Custom allocators are mostly relevant for uses of MIR as a library in some other project. In case you are working on some executable specific part of MIR, e.g. tests, you can mostly ignore custom allocators and simply call MIR_init instead of MIR_init2 as before.

In case you are testing / using some of the lower level APIs that require you to explicitly pass an allocator, such as the VARR or HTAB implementations, you can include mir-alloc-default.c into your translation unit and simply pass &default_alloc where required.
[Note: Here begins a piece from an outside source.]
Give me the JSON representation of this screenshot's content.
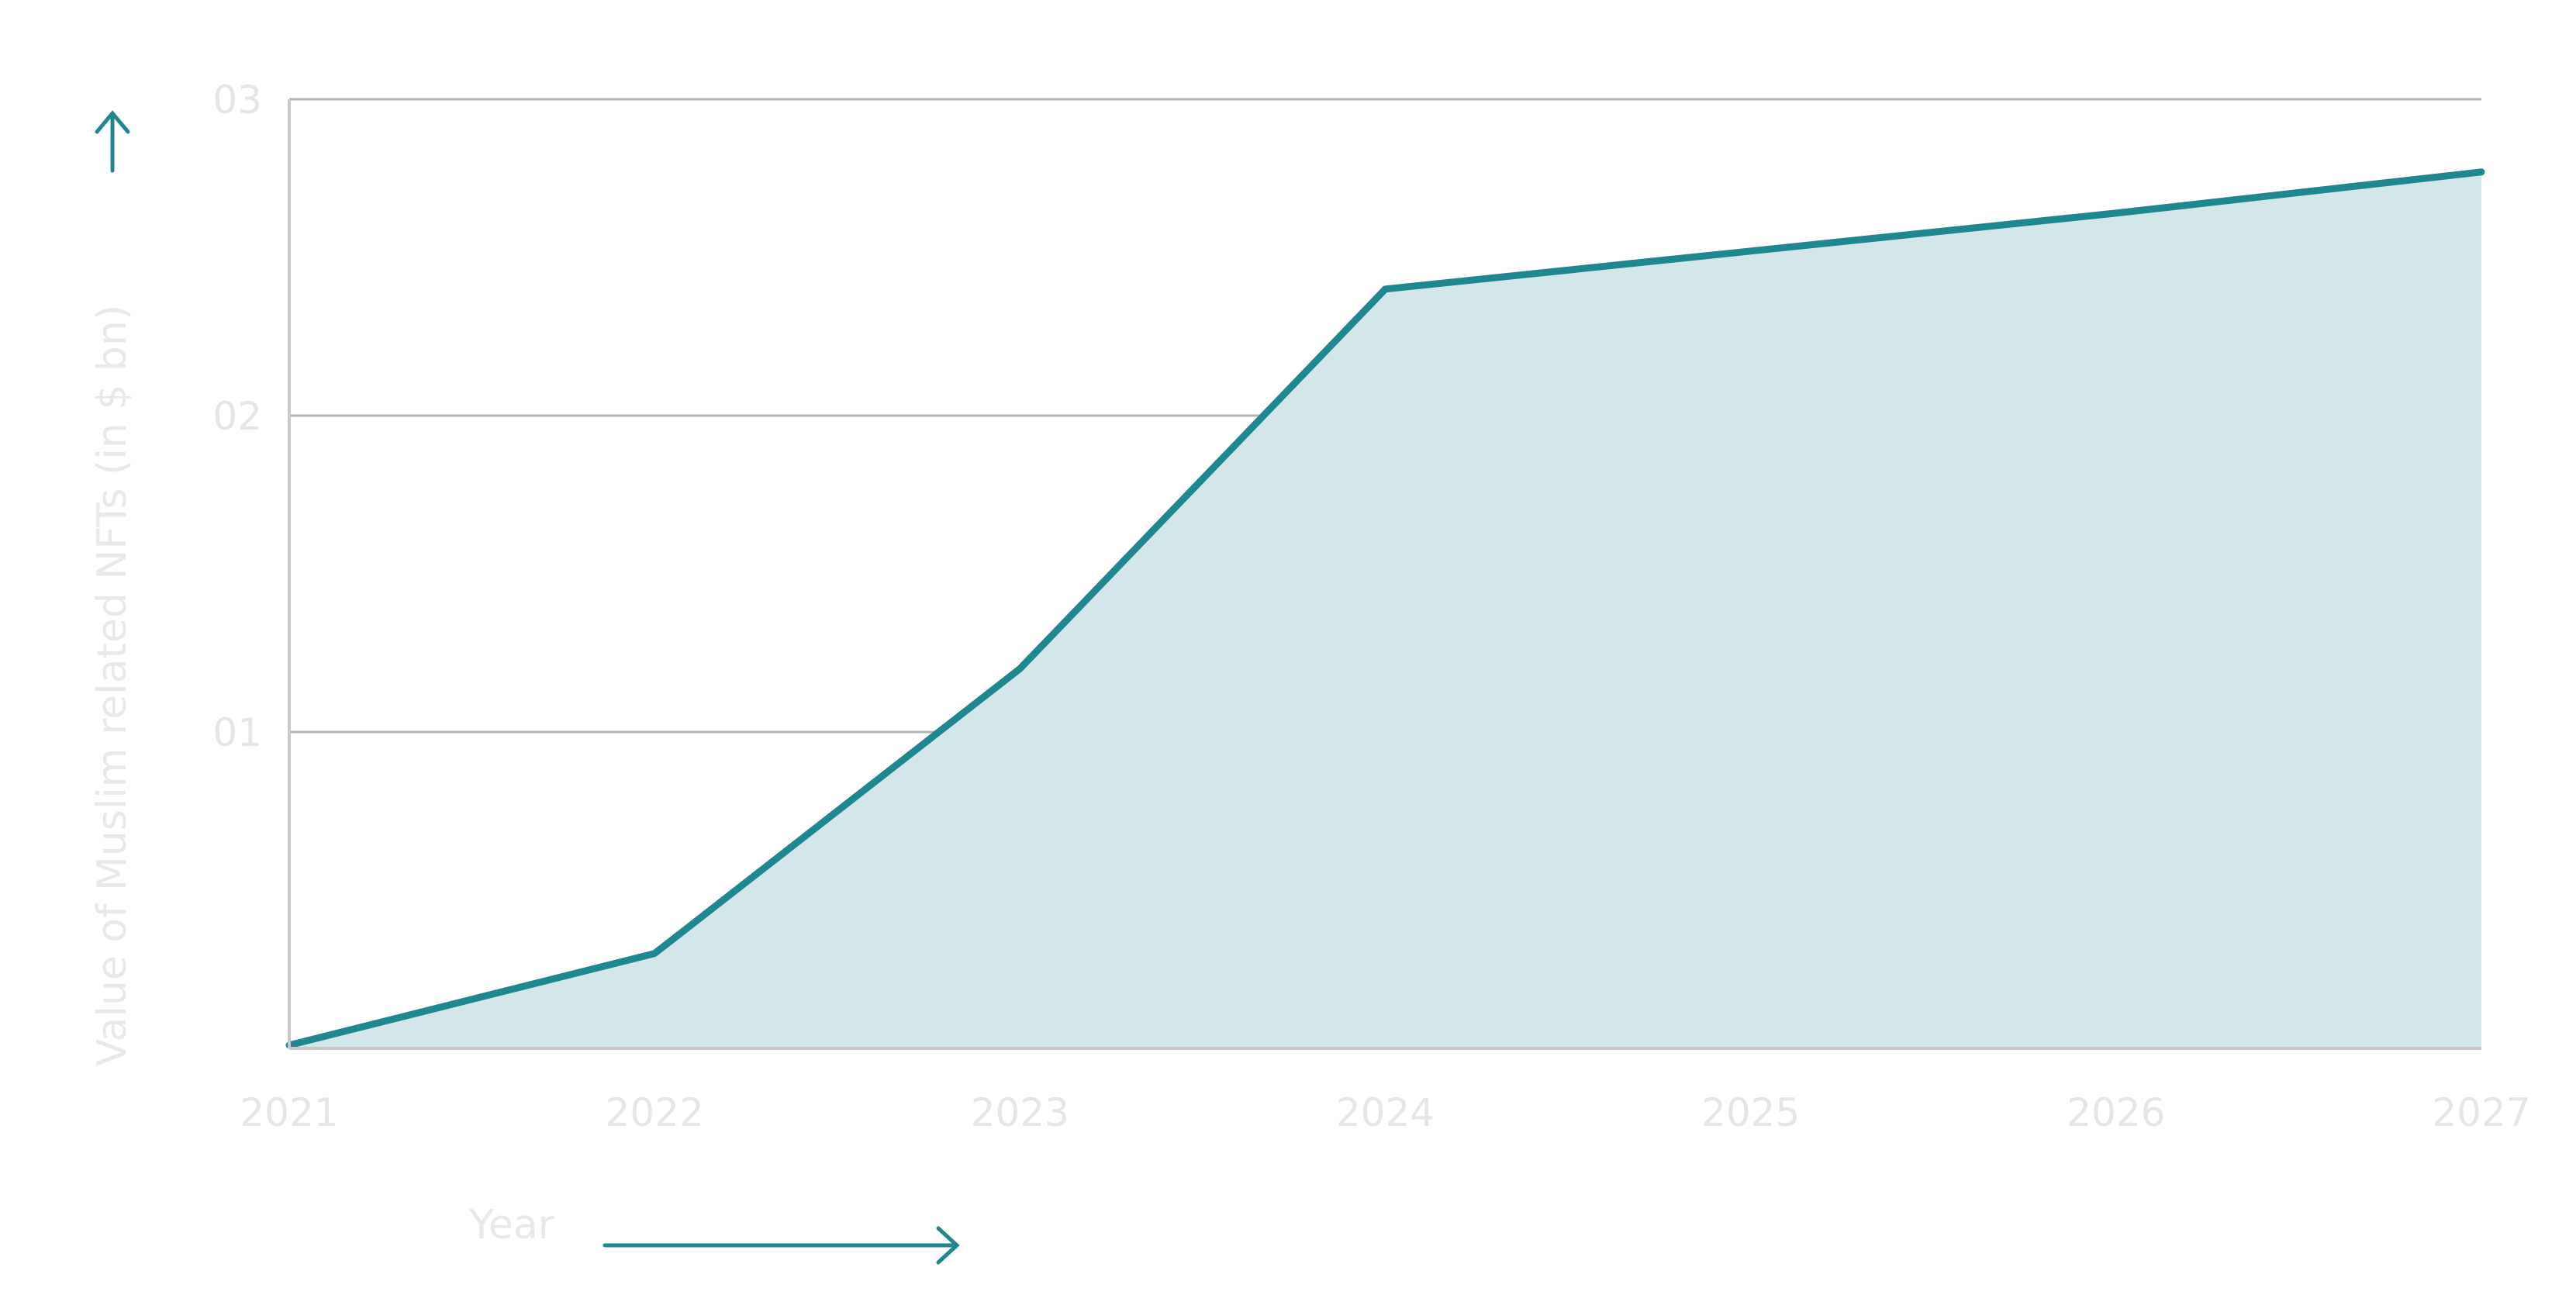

The same goes for code allocators and mir-code-alloc-default.c / &default_code_alloc respectively.

MIR as a Library

Code shipped as part of the main MIR library should avoid calling standard memory management routines such as malloc, free, mmap, ... directly and instead use the following allocator aware replacements (located in mir-alloc.h and mir-code-alloc.h respectively):

  • void *MIR_malloc (MIR_alloc_t alloc, size_t size)
  • void *MIR_calloc (MIR_alloc_t alloc, size_t num, size_t size)
  • void *MIR_realloc (MIR_alloc_t alloc, void *ptr, size_t old_size, size_t new_size)
  • void MIR_free (MIR_alloc_t alloc, void *ptr)
  • void *MIR_mem_map (MIR_code_alloc_t code_alloc, size_t len)
  • int MIR_mem_unmap (MIR_code_alloc_t code_alloc, void *ptr, size_t len)
  • int MIR_mem_protect (MIR_code_alloc_t code_alloc, void *ptr, size_t len, MIR_mem_protect_t prot)

Suitable allocators can usually be obtained directly from the MIR_context (fields alloc and code_alloc), or by calling MIR_alloc_t MIR_get_alloc (MIR_context_t ctx).

In case no MIR_context is available in a function where you require an allocator (neither directly nor indirectly through other sub-contexts such as gen_ctx_t), consider taking a MIR_alloc_t (or MIR_code_alloc_t) as a parameter.